Un observador distraído por tonto —ignorante o perverso (elija usted)— no sería capaz de identificar los factores de esta realidad que hacen «ruido» o que no «cuadran» en un sociedad sana y próspera. Podemos ver si miramos con atención —no como la persona que pasan comprando rápido y se va— que pueden contagiarle con COVID-19. Ver que cada cierto tiempo pasan familias enteras en harapos pidiendo comida, tanto a los clientes como a los comerciantes (gracias a Dios muchos los ayudan). Aunque el comercio esté dolarizado, son pocos los que manejan (poseen) el acceso a dicha moneda y, menos aun, los que pueden comprar en grandes cantidades. Ni hablar del deterioro de los inmuebles donde se colocan los vendedores. Si diriges la vista a la parte alta y a los lados de las casas, descubres que han aparecido anexos. Es lo que llamamos la «ranchificación» (palabra políticamente incorrecta) de la ciudad. No solo por el crecimiento de la vivienda informal en las comunidades populares, sino por el deterioro y la transformación de las formales en «microbarrios» o estructuras multifamiliares. Por no hablar lo que advertimos: esta es solo una mirada a una urbanización de clase media baja de la capital.

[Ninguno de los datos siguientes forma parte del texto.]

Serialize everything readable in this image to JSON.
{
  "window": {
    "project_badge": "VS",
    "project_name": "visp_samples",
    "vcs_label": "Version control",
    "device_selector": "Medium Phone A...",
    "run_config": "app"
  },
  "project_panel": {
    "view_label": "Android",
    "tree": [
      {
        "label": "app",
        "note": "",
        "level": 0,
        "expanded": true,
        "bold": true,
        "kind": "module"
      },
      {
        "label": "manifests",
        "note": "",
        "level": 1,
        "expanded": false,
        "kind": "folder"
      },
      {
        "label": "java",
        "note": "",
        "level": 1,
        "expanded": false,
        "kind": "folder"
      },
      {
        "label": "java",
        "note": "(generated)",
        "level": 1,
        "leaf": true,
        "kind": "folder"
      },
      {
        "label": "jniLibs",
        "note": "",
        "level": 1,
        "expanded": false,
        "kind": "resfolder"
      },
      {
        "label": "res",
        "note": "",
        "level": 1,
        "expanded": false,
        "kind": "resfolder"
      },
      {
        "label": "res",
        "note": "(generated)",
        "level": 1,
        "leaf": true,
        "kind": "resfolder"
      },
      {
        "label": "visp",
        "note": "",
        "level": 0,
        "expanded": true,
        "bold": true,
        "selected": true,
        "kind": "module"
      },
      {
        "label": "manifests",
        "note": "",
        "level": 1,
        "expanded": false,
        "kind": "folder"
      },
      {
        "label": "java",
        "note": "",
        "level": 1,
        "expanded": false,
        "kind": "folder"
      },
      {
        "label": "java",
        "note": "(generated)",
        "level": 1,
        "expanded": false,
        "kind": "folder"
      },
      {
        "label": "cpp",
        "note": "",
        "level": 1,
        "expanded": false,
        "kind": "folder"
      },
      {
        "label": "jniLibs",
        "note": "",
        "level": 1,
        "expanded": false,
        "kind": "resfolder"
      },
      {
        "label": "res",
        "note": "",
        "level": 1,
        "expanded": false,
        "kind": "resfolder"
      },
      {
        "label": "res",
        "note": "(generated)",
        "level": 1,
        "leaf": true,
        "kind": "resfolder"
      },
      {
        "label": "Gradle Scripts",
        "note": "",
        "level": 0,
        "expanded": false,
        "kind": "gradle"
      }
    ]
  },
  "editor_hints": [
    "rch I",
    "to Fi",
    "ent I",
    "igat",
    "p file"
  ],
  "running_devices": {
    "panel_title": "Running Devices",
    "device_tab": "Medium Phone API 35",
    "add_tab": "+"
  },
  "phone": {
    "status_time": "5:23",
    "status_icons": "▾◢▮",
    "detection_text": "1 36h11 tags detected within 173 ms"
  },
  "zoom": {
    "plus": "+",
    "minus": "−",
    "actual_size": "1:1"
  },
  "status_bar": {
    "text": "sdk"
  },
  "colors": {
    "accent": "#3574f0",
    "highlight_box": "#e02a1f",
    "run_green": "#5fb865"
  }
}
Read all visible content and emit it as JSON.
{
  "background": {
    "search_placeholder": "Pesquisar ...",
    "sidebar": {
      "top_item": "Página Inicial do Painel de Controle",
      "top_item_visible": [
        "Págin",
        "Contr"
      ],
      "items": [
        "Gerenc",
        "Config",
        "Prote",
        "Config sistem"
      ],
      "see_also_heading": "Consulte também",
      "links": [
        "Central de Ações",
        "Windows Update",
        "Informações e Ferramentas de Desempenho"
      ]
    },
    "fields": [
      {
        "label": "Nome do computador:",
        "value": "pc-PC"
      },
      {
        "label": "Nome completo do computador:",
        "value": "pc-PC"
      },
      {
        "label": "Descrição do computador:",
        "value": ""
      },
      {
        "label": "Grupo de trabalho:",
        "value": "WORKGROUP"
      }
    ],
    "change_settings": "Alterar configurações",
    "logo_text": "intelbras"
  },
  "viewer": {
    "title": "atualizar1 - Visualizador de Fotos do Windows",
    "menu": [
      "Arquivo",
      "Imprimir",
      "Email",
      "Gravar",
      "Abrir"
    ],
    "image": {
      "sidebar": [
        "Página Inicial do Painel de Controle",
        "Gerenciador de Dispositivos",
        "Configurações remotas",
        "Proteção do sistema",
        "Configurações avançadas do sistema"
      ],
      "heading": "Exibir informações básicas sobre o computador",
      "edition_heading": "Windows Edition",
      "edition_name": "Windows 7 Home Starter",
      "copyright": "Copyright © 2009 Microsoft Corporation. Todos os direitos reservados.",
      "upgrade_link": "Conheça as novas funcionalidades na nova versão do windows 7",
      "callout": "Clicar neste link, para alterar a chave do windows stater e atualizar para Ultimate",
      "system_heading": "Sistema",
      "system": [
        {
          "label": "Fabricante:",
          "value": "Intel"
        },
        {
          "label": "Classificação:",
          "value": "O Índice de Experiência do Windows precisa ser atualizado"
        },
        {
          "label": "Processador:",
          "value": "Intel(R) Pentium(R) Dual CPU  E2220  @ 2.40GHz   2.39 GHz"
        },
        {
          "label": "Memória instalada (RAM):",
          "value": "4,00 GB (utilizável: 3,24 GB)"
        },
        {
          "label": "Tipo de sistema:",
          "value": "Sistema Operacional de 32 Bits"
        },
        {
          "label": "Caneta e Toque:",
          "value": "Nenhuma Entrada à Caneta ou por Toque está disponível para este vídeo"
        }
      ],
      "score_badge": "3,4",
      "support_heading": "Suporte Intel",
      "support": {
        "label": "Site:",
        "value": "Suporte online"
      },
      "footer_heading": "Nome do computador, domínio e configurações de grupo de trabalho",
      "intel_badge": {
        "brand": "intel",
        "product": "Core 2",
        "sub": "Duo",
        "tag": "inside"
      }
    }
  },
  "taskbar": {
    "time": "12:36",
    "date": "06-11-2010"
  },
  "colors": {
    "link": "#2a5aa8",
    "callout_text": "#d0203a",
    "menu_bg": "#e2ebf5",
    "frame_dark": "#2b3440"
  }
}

Desde que se empezó a sentir la caída de la economía (ya superamos el 70 % acumulado desde el 2013 del derrumbe del PIB), la pobreza no ha parado de crecer y es imposible ocultarla. La reciente Encuesta de Condiciones de Vida (ENCOVI) —de la Universidad Católica Andrés Bello (UCAB), en su consulta desde finales del 2019 a principios del 2020— muestra la gravísima cifra de que el 79.3 % de los venezolanos se encuentran en pobreza extrema y en total el 96.2% son pobres. Pasamos de ser el país más rico de América Latina en los setenta, con mayor clase media, a ser hoy el más pobre y el segundo más desigual de Iberoamérica. Ahora la comparación no es con nuestra región, sino con la siempre deprimida África. La principal explicación está en la desaparición y el fracaso del motor de esa antigua riqueza: el modelo rentista petrolero, el cual comenzó a declinar su producción desde el 2009, antes de la caída de los precios y sin la existencia de las sanciones.
La calle de mi urbanización que cambió en la cuarentena nos hace decir, al compararla con las cifras socioeconómicas: «¡esto es incomprensible!» Pero, más calmados, descubrimos que es únicamente un fenómeno aparente. No hay recuperación ni prosperidad, solo supervivencia de unos pocos que han podido invertir algo. No obstante, demuestra que, en medio de una hecatombe social, la gente se está moviendo. No se deja vencer y hay una sociabilidad (me refiero a la del mercado por ser la que examinamos) que puede ser alternativa a lo que explicamos en nuestro anterior artículo: la barbarie de la violencia criminal y la debilidad del Estado al imponer el orden. En nuestra próxima entrega seguiremos tratando el tema, pero desde la perspectiva política, hablaremos de lo relativo a las «elecciones» que realizarán los que conservan el poder.